Vous offrez, Messieurs, à la France de marcher avec elle dans la voie de l’abolition, et vous êtes malheureux et pauvres ! Cependant, à des jours déjà anciens, en 1839, un rapporteur éminent, un de ces hommes de conscience qui ont du cœur dans la politique, votre adversaire, — vous le teniez pour tel alors, — néanmoins votre ami toujours, et aujourd’hui surtout votre protecteur, M. de Tocqueville enfin, proclamait que l’abolition devait se faire dans la prospérité des colonies.

La prospérité des colons !… Cela vous amène à l’examen de notre état matériel, car, si tout s’enchaîne dans la prospérité, tout s’enchaîne aussi dans l’infortune !

Il faut le reconnaître, Messieurs, et le reconnaître avec regret, ce n’est pas à la justice, c’est à l’intérêt de la France que les colonies doivent ses propensions. Les colonies, dit-on, sont faites pour les métropoles, et cet axiome égoïste n’a pas de corrélation. Depuis la fatale loi de 1840, rien n’a été fait en faveur des colonies ; cependant elles décroissent successivement, et si enfin la France paraît se réveiller, c’est sous l’impression d’un intérêt personnel en souffrance : sa marine était compromise.

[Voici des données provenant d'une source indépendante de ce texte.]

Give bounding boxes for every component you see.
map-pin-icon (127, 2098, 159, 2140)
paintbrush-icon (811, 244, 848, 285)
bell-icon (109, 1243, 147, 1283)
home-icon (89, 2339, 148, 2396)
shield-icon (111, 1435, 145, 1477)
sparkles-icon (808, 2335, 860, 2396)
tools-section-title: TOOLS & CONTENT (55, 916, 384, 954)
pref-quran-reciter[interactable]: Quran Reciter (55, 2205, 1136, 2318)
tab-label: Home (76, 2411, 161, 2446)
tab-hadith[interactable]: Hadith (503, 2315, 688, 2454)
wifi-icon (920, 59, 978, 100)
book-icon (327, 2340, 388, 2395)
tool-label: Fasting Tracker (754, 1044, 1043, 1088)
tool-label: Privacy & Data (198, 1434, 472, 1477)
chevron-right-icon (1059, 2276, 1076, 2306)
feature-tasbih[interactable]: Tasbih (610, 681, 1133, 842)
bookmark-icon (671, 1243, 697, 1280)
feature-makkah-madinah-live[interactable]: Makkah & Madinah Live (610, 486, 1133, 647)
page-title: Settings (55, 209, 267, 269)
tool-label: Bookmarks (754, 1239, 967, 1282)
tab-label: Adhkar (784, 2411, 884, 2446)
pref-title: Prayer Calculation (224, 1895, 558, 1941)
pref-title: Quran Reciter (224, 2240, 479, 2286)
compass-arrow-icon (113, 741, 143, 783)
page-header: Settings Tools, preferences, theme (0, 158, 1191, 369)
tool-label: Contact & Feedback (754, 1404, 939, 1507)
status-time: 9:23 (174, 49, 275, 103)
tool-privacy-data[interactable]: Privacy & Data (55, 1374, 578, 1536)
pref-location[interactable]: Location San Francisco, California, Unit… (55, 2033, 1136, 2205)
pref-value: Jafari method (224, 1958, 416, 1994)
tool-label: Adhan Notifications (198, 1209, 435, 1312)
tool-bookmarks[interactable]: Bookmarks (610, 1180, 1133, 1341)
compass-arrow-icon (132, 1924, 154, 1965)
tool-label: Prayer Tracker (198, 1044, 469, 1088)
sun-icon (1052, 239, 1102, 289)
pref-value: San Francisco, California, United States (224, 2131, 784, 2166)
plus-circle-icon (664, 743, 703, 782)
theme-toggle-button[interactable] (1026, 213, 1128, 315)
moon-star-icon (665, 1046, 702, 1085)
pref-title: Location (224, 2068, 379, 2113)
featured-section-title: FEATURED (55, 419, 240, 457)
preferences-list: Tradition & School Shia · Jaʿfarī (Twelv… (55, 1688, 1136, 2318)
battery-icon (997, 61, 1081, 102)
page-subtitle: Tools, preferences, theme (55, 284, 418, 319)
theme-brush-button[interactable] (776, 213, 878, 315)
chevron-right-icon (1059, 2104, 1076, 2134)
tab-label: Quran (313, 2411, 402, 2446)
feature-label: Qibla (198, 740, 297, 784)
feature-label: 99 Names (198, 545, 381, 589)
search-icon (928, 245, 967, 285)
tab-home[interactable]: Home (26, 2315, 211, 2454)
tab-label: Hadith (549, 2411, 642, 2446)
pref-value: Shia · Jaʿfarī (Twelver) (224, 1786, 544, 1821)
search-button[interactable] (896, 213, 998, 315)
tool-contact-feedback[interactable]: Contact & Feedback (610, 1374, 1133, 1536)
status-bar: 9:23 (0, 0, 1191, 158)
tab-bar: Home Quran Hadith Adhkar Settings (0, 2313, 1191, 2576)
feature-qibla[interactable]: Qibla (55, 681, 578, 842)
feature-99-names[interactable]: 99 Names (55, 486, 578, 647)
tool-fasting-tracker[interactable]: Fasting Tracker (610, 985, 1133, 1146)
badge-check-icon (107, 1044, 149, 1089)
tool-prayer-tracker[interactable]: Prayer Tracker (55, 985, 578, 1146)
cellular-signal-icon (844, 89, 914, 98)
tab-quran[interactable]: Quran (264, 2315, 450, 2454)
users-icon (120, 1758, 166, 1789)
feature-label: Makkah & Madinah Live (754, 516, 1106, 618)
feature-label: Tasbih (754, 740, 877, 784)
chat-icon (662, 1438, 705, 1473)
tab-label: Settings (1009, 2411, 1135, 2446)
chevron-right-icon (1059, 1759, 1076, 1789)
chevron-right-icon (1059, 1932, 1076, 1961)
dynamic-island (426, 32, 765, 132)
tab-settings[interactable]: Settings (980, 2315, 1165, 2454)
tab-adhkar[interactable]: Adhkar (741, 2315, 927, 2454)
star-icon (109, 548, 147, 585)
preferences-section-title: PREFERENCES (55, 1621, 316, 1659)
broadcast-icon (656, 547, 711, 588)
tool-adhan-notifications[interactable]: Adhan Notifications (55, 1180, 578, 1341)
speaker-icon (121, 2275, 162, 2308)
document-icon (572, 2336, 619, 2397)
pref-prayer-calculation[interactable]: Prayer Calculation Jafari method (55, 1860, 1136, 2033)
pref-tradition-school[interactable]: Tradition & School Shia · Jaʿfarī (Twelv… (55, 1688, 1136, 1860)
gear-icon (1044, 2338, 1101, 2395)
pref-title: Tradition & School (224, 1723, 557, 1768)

Dans ce siècle de concurrence, point de marine possible sans marchés réservés : la France est donc par la force des choses amenée à reporter sur ses colonies le bien indirect qu’elle veut faire directement à sa marine.

Inutile de replacer sous vos yeux l’état comparatif des avantages du sucre indigène vis-à-vis du sucre colonial ; le tableau en quelque sorte statistique que vous en a présenté le développement de la proposition suffit à des esprits exercés.